南目那音醒的很早,以为杂事差不多完了——

头发指甲都是长期工程,得让人家慢慢长嘛。

那同时,为了正式学习做准备,也该进行一些辨认笔墨纸砚,或者认汉字的课程了吧?

中国人的DNA,阅读时自带简繁转换,古书什么的,看是绝对能看懂的。

但除了写熟了的《心经》外,她就很容易提笔忘字——

更何况日式书道里,还存在“凪” 这种日式汉字。

结果师母说:“那个啊?那些等你指甲好了再说吧,至于现在……”

她拍了拍手,宣布:“现在,我们先来学一学微笑吧。”

南目那音:……

不是。

我能接受存在封建习俗,但练书法前还要先学笑——

从对女性的物化角度来讲,这个也有点太封建了。

师母呵呵一笑,拍了下她的额头(此时头发正在敷鸡蛋清),说:

“和传统没有关系,是你平常太僵硬了。”

南目那音一顿。

“我把腹诽说出来了?”

师母说没有哦——

“不过小南平常是故意板着脸的吗?感觉你表情好少。”

南目那音想了想,点头。

正常人看到咒灵,肯定会有反应,她不愿意做群体中的异类,就不能表现出异常。

但随机应变太费事了——

她干脆第一步收敛视线,第二步收敛表情,第三步克制大动作。

以南目那音过去三年半的集体小学生活来看,效果其实挺不错的。

当下,她不太确定的问:“我平常看起来……会很奇怪吗?”

幸子女士笑眯眯的嗯了一声,说奇怪倒是不奇怪。

“只是很明显罢了。
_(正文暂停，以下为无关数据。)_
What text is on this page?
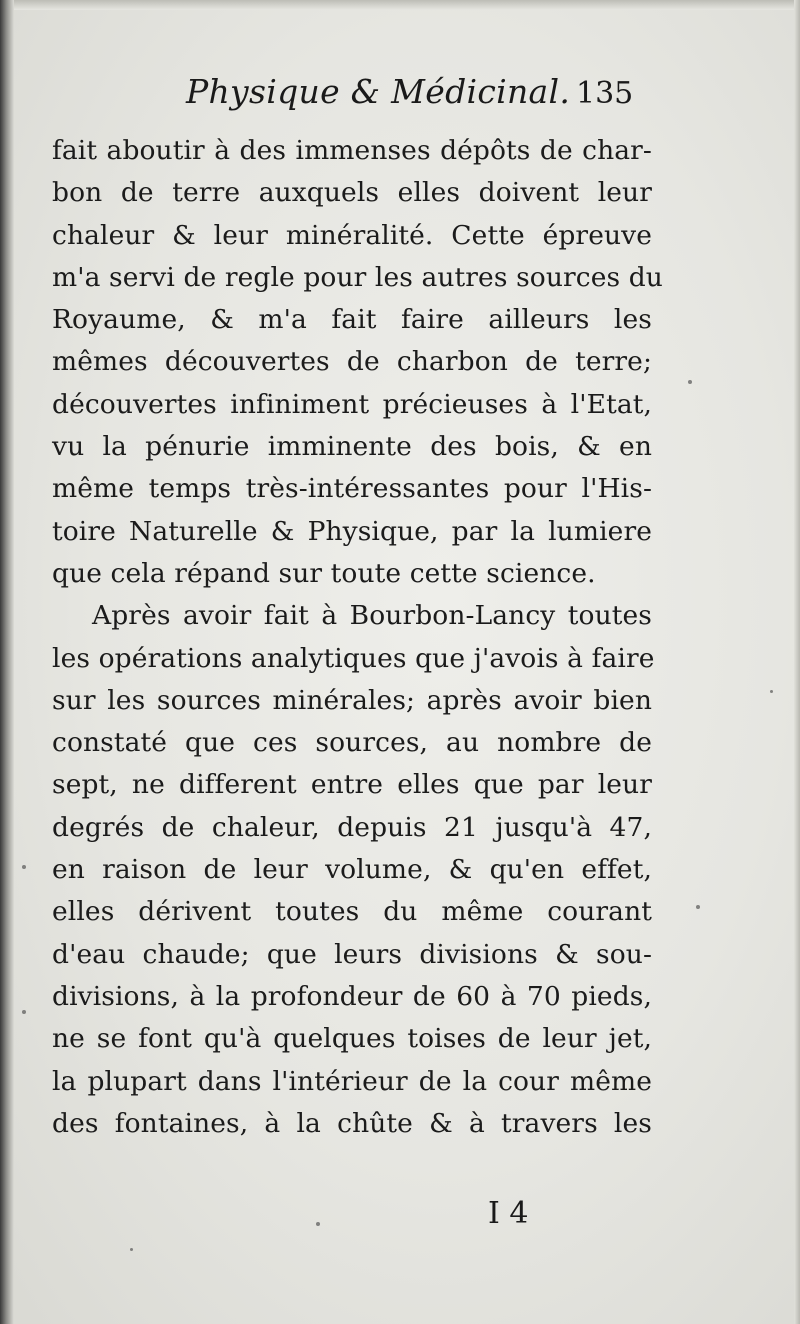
Physique & Médicinal. 135
fait aboutir à des immenses dépôts de char-
bon de terre auxquels elles doivent leur
chaleur & leur minéralité. Cette épreuve
m'a servi de regle pour les autres sources du
Royaume, & m'a fait faire ailleurs les
mêmes découvertes de charbon de terre;
découvertes infiniment précieuses à l'Etat,
vu la pénurie imminente des bois, & en
même temps très-intéressantes pour l'His-
toire Naturelle & Physique, par la lumiere
que cela répand sur toute cette science.
Après avoir fait à Bourbon-Lancy toutes
les opérations analytiques que j'avois à faire
sur les sources minérales; après avoir bien
constaté que ces sources, au nombre de
sept, ne different entre elles que par leur
degrés de chaleur, depuis 21 jusqu'à 47,
en raison de leur volume, & qu'en effet,
elles dérivent toutes du même courant
d'eau chaude; que leurs divisions & sou-
divisions, à la profondeur de 60 à 70 pieds,
ne se font qu'à quelques toises de leur jet,
la plupart dans l'intérieur de la cour même
des fontaines, à la chûte & à travers les
I 4
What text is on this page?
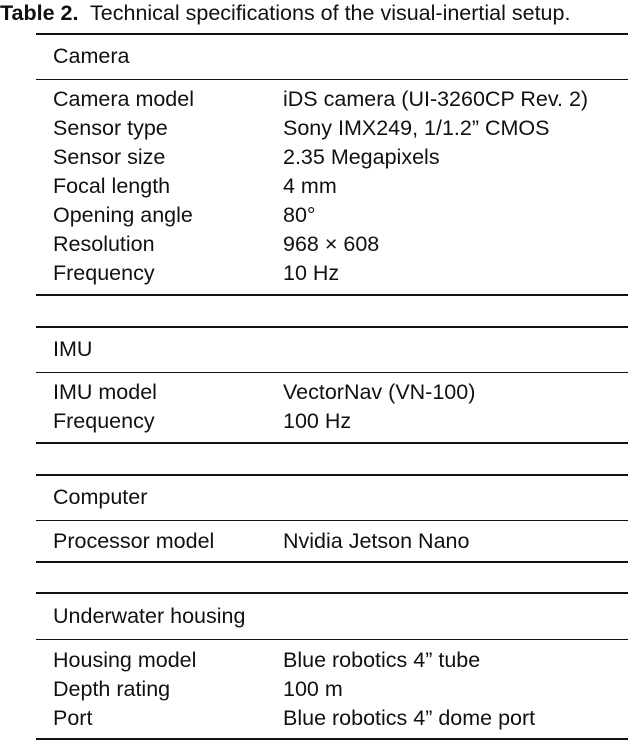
Table 2. Technical specifications of the visual-inertial setup.
Camera
Camera model	iDS camera (UI-3260CP Rev. 2)
Sensor type	Sony IMX249, 1/1.2” CMOS
Sensor size	2.35 Megapixels
Focal length	4 mm
Opening angle	80°
Resolution	968 × 608
Frequency	10 Hz
IMU
IMU model	VectorNav (VN-100)
Frequency	100 Hz
Computer
Processor model	Nvidia Jetson Nano
Underwater housing
Housing model	Blue robotics 4” tube
Depth rating	100 m
Port	Blue robotics 4” dome port
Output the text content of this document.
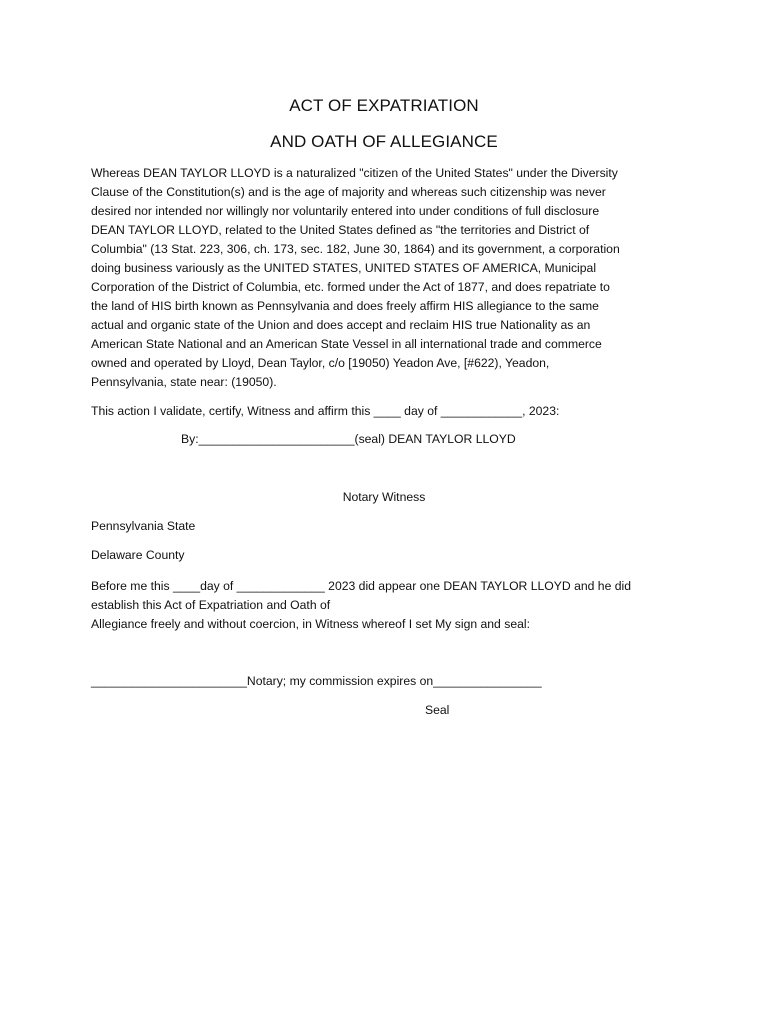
ACT OF EXPATRIATION
AND OATH OF ALLEGIANCE
Whereas DEAN TAYLOR LLOYD is a naturalized "citizen of the United States" under the Diversity
Clause of the Constitution(s) and is the age of majority and whereas such citizenship was never
desired nor intended nor willingly nor voluntarily entered into under conditions of full disclosure
DEAN TAYLOR LLOYD, related to the United States defined as "the territories and District of
Columbia" (13 Stat. 223, 306, ch. 173, sec. 182, June 30, 1864) and its government, a corporation
doing business variously as the UNITED STATES, UNITED STATES OF AMERICA, Municipal
Corporation of the District of Columbia, etc. formed under the Act of 1877, and does repatriate to
the land of HIS birth known as Pennsylvania and does freely affirm HIS allegiance to the same
actual and organic state of the Union and does accept and reclaim HIS true Nationality as an
American State National and an American State Vessel in all international trade and commerce
owned and operated by Lloyd, Dean Taylor, c/o [19050) Yeadon Ave, [#622), Yeadon,
Pennsylvania, state near: (19050).
This action I validate, certify, Witness and affirm this ____ day of ____________, 2023:
By:_______________________(seal) DEAN TAYLOR LLOYD
Notary Witness
Pennsylvania State
Delaware County
Before me this ____day of _____________ 2023 did appear one DEAN TAYLOR LLOYD and he did
establish this Act of Expatriation and Oath of
Allegiance freely and without coercion, in Witness whereof I set My sign and seal:
_______________________Notary; my commission expires on________________
Seal
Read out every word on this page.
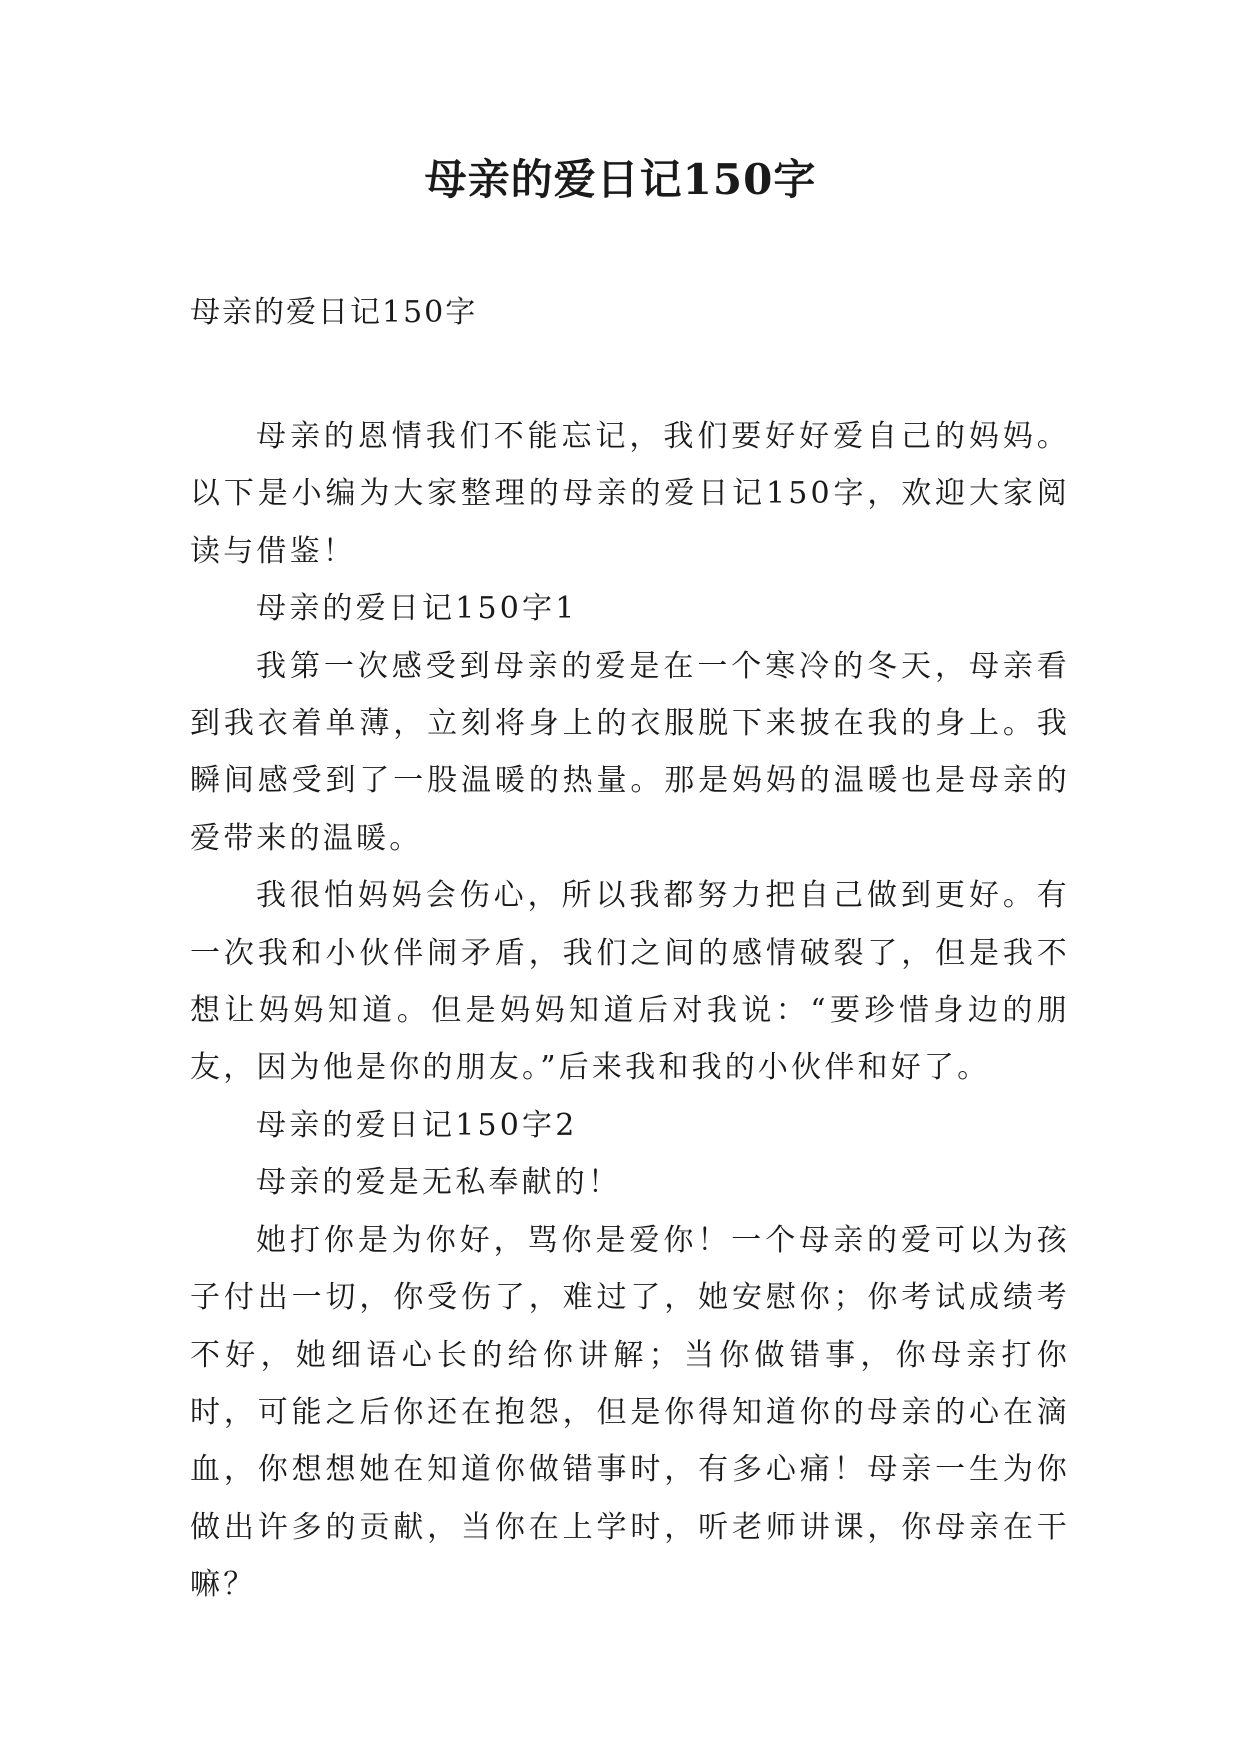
母亲的爱日记150字

母亲的爱日记150字

母亲的恩情我们不能忘记，我们要好好爱自己的妈妈。以下是小编为大家整理的母亲的爱日记150字，欢迎大家阅读与借鉴！

母亲的爱日记150字1

我第一次感受到母亲的爱是在一个寒冷的冬天，母亲看到我衣着单薄，立刻将身上的衣服脱下来披在我的身上。我瞬间感受到了一股温暖的热量。那是妈妈的温暖也是母亲的爱带来的温暖。

我很怕妈妈会伤心，所以我都努力把自己做到更好。有一次我和小伙伴闹矛盾，我们之间的感情破裂了，但是我不想让妈妈知道。但是妈妈知道后对我说：“要珍惜身边的朋友，因为他是你的朋友。”后来我和我的小伙伴和好了。

母亲的爱日记150字2

母亲的爱是无私奉献的！

她打你是为你好，骂你是爱你！一个母亲的爱可以为孩子付出一切，你受伤了，难过了，她安慰你；你考试成绩考不好，她细语心长的给你讲解；当你做错事，你母亲打你时，可能之后你还在抱怨，但是你得知道你的母亲的心在滴血，你想想她在知道你做错事时，有多心痛！母亲一生为你做出许多的贡献，当你在上学时，听老师讲课，你母亲在干嘛？
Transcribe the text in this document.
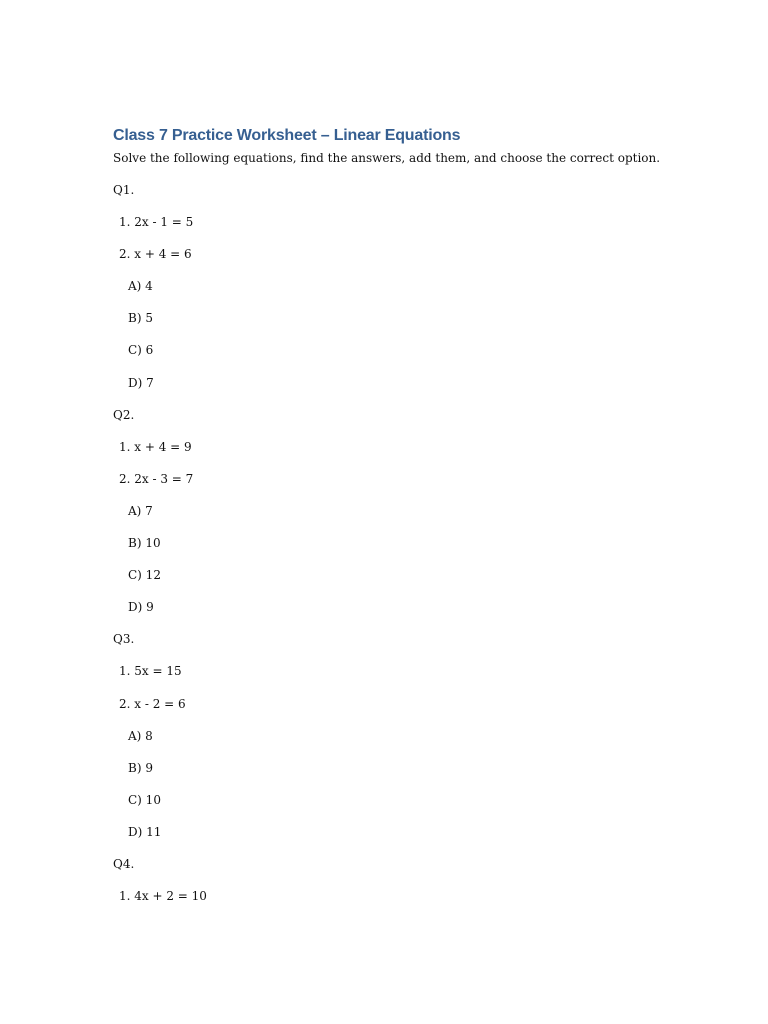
Class 7 Practice Worksheet – Linear Equations
Solve the following equations, find the answers, add them, and choose the correct option.
Q1.
1. 2x - 1 = 5
2. x + 4 = 6
A) 4
B) 5
C) 6
D) 7
Q2.
1. x + 4 = 9
2. 2x - 3 = 7
A) 7
B) 10
C) 12
D) 9
Q3.
1. 5x = 15
2. x - 2 = 6
A) 8
B) 9
C) 10
D) 11
Q4.
1. 4x + 2 = 10
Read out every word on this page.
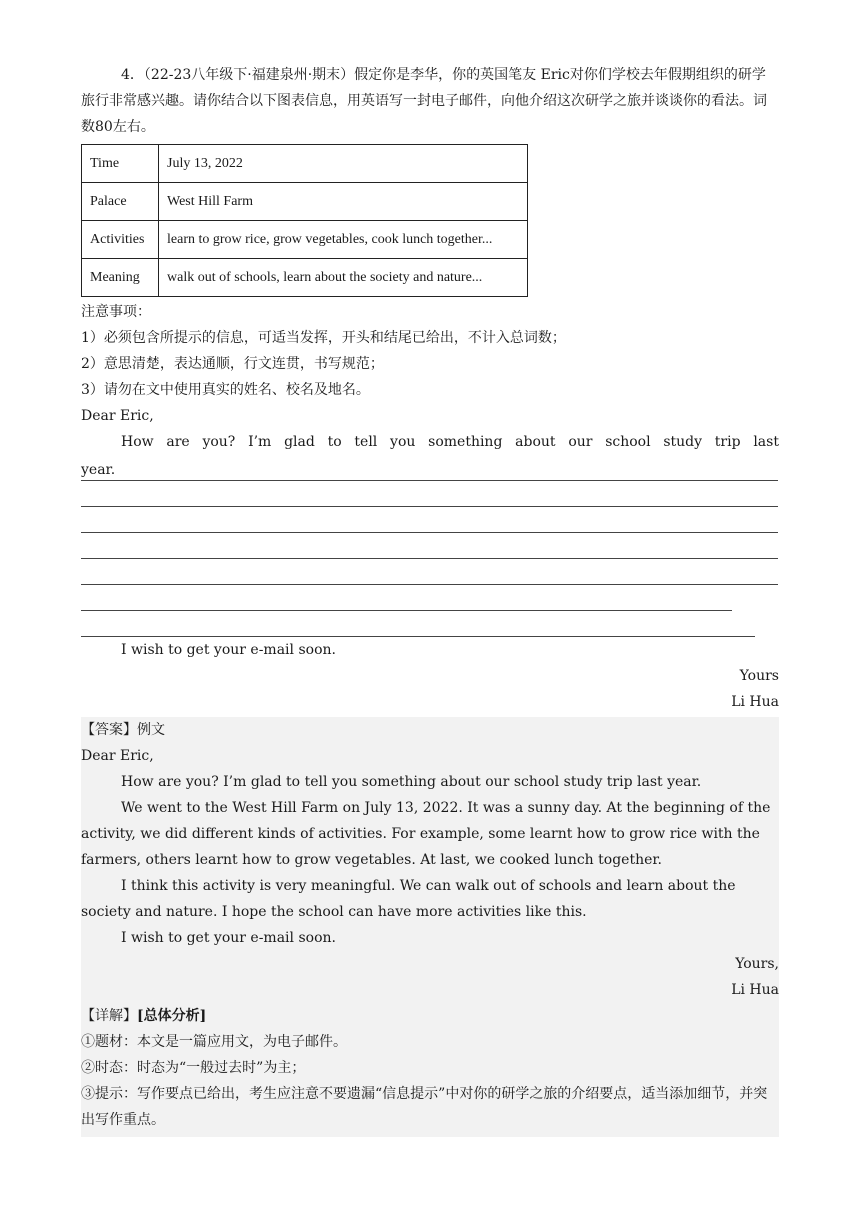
4．（22-23八年级下·福建泉州·期末）假定你是李华，你的英国笔友 Eric对你们学校去年假期组织的研学旅行非常感兴趣。请你结合以下图表信息，用英语写一封电子邮件，向他介绍这次研学之旅并谈谈你的看法。词数80左右。

Time	July 13, 2022
Palace	West Hill Farm
Activities	learn to grow rice, grow vegetables, cook lunch together...
Meaning	walk out of schools, learn about the society and nature...

注意事项：

1）必须包含所提示的信息，可适当发挥，开头和结尾已给出，不计入总词数；

2）意思清楚，表达通顺，行文连贯，书写规范；

3）请勿在文中使用真实的姓名、校名及地名。

Dear Eric,

How are you? I’m glad to tell you something about our school study trip last
year.

I wish to get your e-mail soon.

Yours

Li Hua

【答案】例文

Dear Eric,

How are you? I’m glad to tell you something about our school study trip last year.

We went to the West Hill Farm on July 13, 2022. It was a sunny day. At the beginning of the activity, we did different kinds of activities. For example, some learnt how to grow rice with the farmers, others learnt how to grow vegetables. At last, we cooked lunch together.

I think this activity is very meaningful. We can walk out of schools and learn about the society and nature. I hope the school can have more activities like this.

I wish to get your e-mail soon.

Yours,

Li Hua

【详解】[总体分析]

①题材：本文是一篇应用文，为电子邮件。

②时态：时态为“一般过去时”为主；

③提示：写作要点已给出，考生应注意不要遗漏“信息提示”中对你的研学之旅的介绍要点，适当添加细节，并突出写作重点。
”

在生活,尤其是她们生活的环境中,凡事最忌讳一刀切。

一个人,什么表情都没有,本身就意味着更大的异常。

她在掩盖什么;

她在忍耐什么。

她到底在想什么?

“太明显了呀。”

听着柔软的尾音,南目那音陡然想起了塔矢行洋——

当时被拒绝,她确实没有露出愤恨不甘的表情,但只“在忍耐”一件事,就让对方判断出:

她确实有情绪,她不赞同我的话,她只是压抑着没有反驳。

“所以哦。”

镜子前,半田幸子指了指自己的脸,先是微笑,接着变成一点点惊讶,发出了“啊呀呀”的声音。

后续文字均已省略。